# domain of a 1-1 function and its inverse

• Mar 6th 2010, 01:15 PM
break
domain of a 1-1 function and its inverse
Find the domain on which y = x^2 + 8x + 12 is a 1-1 function, and find the inverse function y=f^-1.

how do i find the domain and inverse? thanks!
• Mar 6th 2010, 01:18 PM
Miss
Quote:

Originally Posted by break
Find the domain on which y = x^2 + 8x + 12 is a 1-1 function, and find the inverse function y=f^-1.

how do i find the domain and inverse? thanks!

Its actual domain is R.
To make it a 1-1 function you should let $\displaystyle x \leq -4$ or $\displaystyle x \geq -4$. Do you know why?

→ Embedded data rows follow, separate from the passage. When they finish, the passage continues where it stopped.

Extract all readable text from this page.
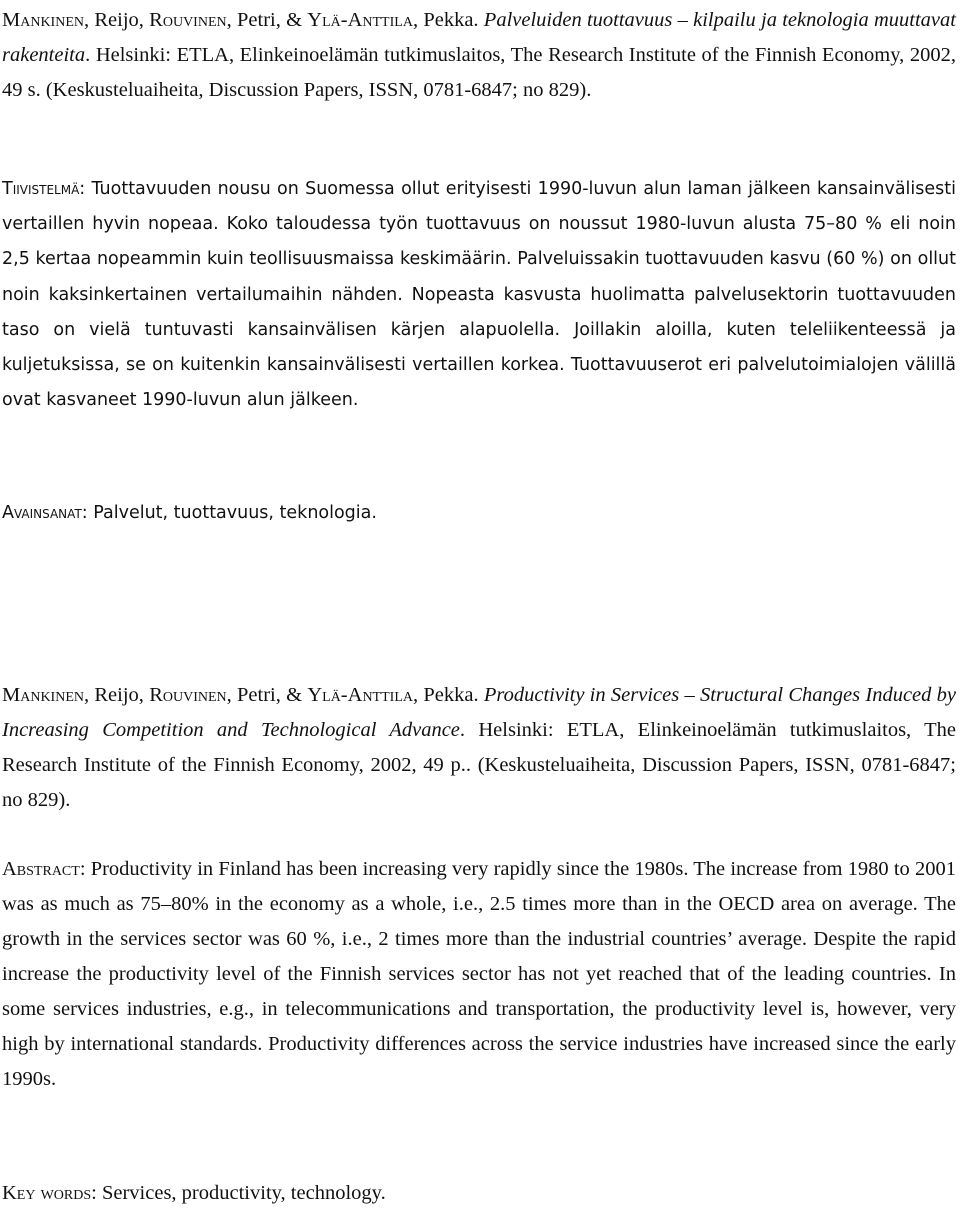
Mankinen, Reijo, Rouvinen, Petri, & Ylä-Anttila, Pekka. Palveluiden tuottavuus – kilpailu ja teknologia muuttavat rakenteita. Helsinki: ETLA, Elinkeinoelämän tutkimuslaitos, The Research Institute of the Finnish Economy, 2002, 49 s. (Keskusteluaiheita, Discussion Papers, ISSN, 0781-6847; no 829).

Tiivistelmä: Tuottavuuden nousu on Suomessa ollut erityisesti 1990-luvun alun laman jälkeen kansainvälisesti vertaillen hyvin nopeaa. Koko taloudessa työn tuottavuus on noussut 1980-luvun alusta 75–80 % eli noin 2,5 kertaa nopeammin kuin teollisuusmaissa keskimäärin. Palveluissakin tuottavuuden kasvu (60 %) on ollut noin kaksinkertainen vertailumaihin nähden. Nopeasta kasvusta huolimatta palvelusektorin tuottavuuden taso on vielä tuntuvasti kansainvälisen kärjen alapuolella. Joillakin aloilla, kuten teleliikenteessä ja kuljetuksissa, se on kuitenkin kansainvälisesti vertaillen korkea. Tuottavuuserot eri palvelutoimialojen välillä ovat kasvaneet 1990-luvun alun jälkeen.

Avainsanat: Palvelut, tuottavuus, teknologia.

Mankinen, Reijo, Rouvinen, Petri, & Ylä-Anttila, Pekka. Productivity in Services – Structural Changes Induced by Increasing Competition and Technological Advance. Helsinki: ETLA, Elinkeinoelämän tutkimuslaitos, The Research Institute of the Finnish Economy, 2002, 49 p.. (Keskusteluaiheita, Discussion Papers, ISSN, 0781-6847; no 829).

Abstract: Productivity in Finland has been increasing very rapidly since the 1980s. The increase from 1980 to 2001 was as much as 75–80% in the economy as a whole, i.e., 2.5 times more than in the OECD area on average. The growth in the services sector was 60 %, i.e., 2 times more than the industrial countries’ average. Despite the rapid increase the productivity level of the Finnish services sector has not yet reached that of the leading countries. In some services industries, e.g., in telecommunications and transportation, the productivity level is, however, very high by international standards. Productivity differences across the service industries have increased since the early 1990s.

Key words: Services, productivity, technology.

To find the inverse function, Let $\displaystyle y=f(x)$ and solve this equation for $\displaystyle x$.
• Mar 6th 2010, 02:08 PM
HallsofIvy
Quote:

Originally Posted by break
Find the domain on which y = x^2 + 8x + 12 is a 1-1 function, and find the inverse function y=f^-1.

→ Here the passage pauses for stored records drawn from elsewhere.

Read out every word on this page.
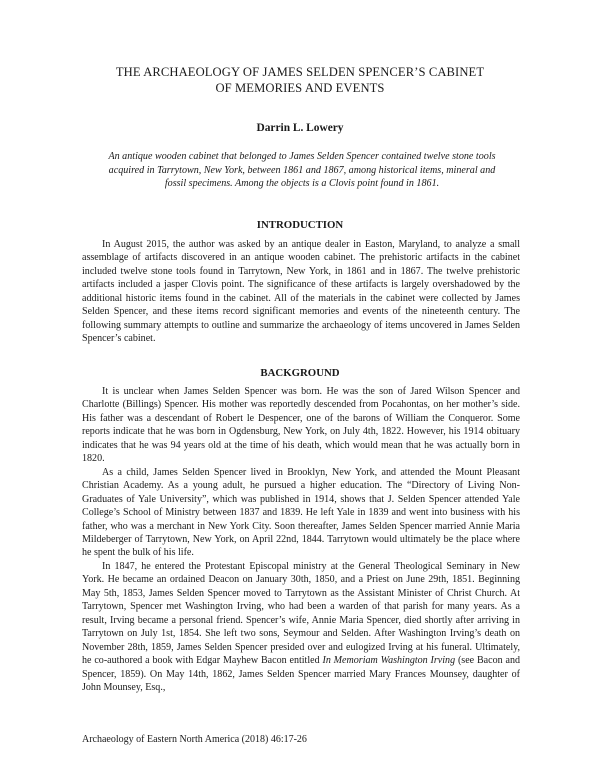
THE ARCHAEOLOGY OF JAMES SELDEN SPENCER’S CABINET
OF MEMORIES AND EVENTS
Darrin L. Lowery
An antique wooden cabinet that belonged to James Selden Spencer contained twelve stone tools acquired in Tarrytown, New York, between 1861 and 1867, among historical items, mineral and fossil specimens. Among the objects is a Clovis point found in 1861.
INTRODUCTION

In August 2015, the author was asked by an antique dealer in Easton, Maryland, to analyze a small assemblage of artifacts discovered in an antique wooden cabinet. The prehistoric artifacts in the cabinet included twelve stone tools found in Tarrytown, New York, in 1861 and in 1867. The twelve prehistoric artifacts included a jasper Clovis point. The significance of these artifacts is largely overshadowed by the additional historic items found in the cabinet. All of the materials in the cabinet were collected by James Selden Spencer, and these items record significant memories and events of the nineteenth century. The following summary attempts to outline and summarize the archaeology of items uncovered in James Selden Spencer’s cabinet.

BACKGROUND

It is unclear when James Selden Spencer was born. He was the son of Jared Wilson Spencer and Charlotte (Billings) Spencer. His mother was reportedly descended from Pocahontas, on her mother’s side. His father was a descendant of Robert le Despencer, one of the barons of William the Conqueror. Some reports indicate that he was born in Ogdensburg, New York, on July 4th, 1822. However, his 1914 obituary indicates that he was 94 years old at the time of his death, which would mean that he was actually born in 1820.

As a child, James Selden Spencer lived in Brooklyn, New York, and attended the Mount Pleasant Christian Academy. As a young adult, he pursued a higher education. The “Directory of Living Non-Graduates of Yale University”, which was published in 1914, shows that J. Selden Spencer attended Yale College’s School of Ministry between 1837 and 1839. He left Yale in 1839 and went into business with his father, who was a merchant in New York City. Soon thereafter, James Selden Spencer married Annie Maria Mildeberger of Tarrytown, New York, on April 22nd, 1844. Tarrytown would ultimately be the place where he spent the bulk of his life.

In 1847, he entered the Protestant Episcopal ministry at the General Theological Seminary in New York. He became an ordained Deacon on January 30th, 1850, and a Priest on June 29th, 1851. Beginning May 5th, 1853, James Selden Spencer moved to Tarrytown as the Assistant Minister of Christ Church. At Tarrytown, Spencer met Washington Irving, who had been a warden of that parish for many years. As a result, Irving became a personal friend. Spencer’s wife, Annie Maria Spencer, died shortly after arriving in Tarrytown on July 1st, 1854. She left two sons, Seymour and Selden. After Washington Irving’s death on November 28th, 1859, James Selden Spencer presided over and eulogized Irving at his funeral. Ultimately, he co-authored a book with Edgar Mayhew Bacon entitled In Memoriam Washington Irving (see Bacon and Spencer, 1859). On May 14th, 1862, James Selden Spencer married Mary Frances Mounsey, daughter of John Mounsey, Esq.,

Archaeology of Eastern North America (2018) 46:17-26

how do i find the domain and inverse? thanks!

Since the graph of that function is a parabola, it will be one to one on the two intervals: x< x-coordinate of vertex and x> x-coordinate of vertex.

You can complete the square to find the vertex.

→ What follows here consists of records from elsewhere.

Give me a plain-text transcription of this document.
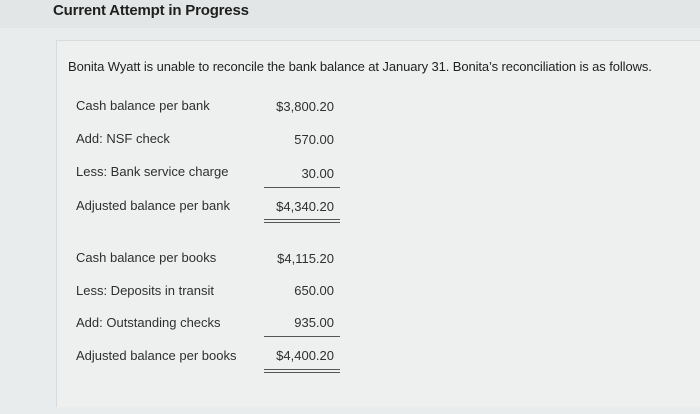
Current Attempt in Progress
Bonita Wyatt is unable to reconcile the bank balance at January 31. Bonita’s reconciliation is as follows.
Cash balance per bank	$3,800.20
Add: NSF check	570.00
Less: Bank service charge	30.00
Adjusted balance per bank	$4,340.20
Cash balance per books	$4,115.20
Less: Deposits in transit	650.00
Add: Outstanding checks	935.00
Adjusted balance per books	$4,400.20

To find the two inverses, write the equation as $\displaystyle x^2+ 8x+ 12-y= 0$ an use the quadratic formula to solve for x.
• Mar 6th 2010, 02:22 PM
drumist
Quote:

Originally Posted by Miss
Its actual domain is R.
To make it a 1-1 function you should let $\displaystyle x \leq 0$ or $\displaystyle x \geq 0$. Do you know why?

To find the inverse function, Let $\displaystyle y=f(x)$ and solve this equation for $\displaystyle x$.

The idea of this is correct, but the correct value to "split" the domain at is not x=0.
• Mar 6th 2010, 02:42 PM
Miss
Quote:

Originally Posted by drumist
The idea of this is correct, but the correct value to "split" the domain at is not x=0.

Oops. Its a typo :o
It shoud be at $\displaystyle x=-4$ :)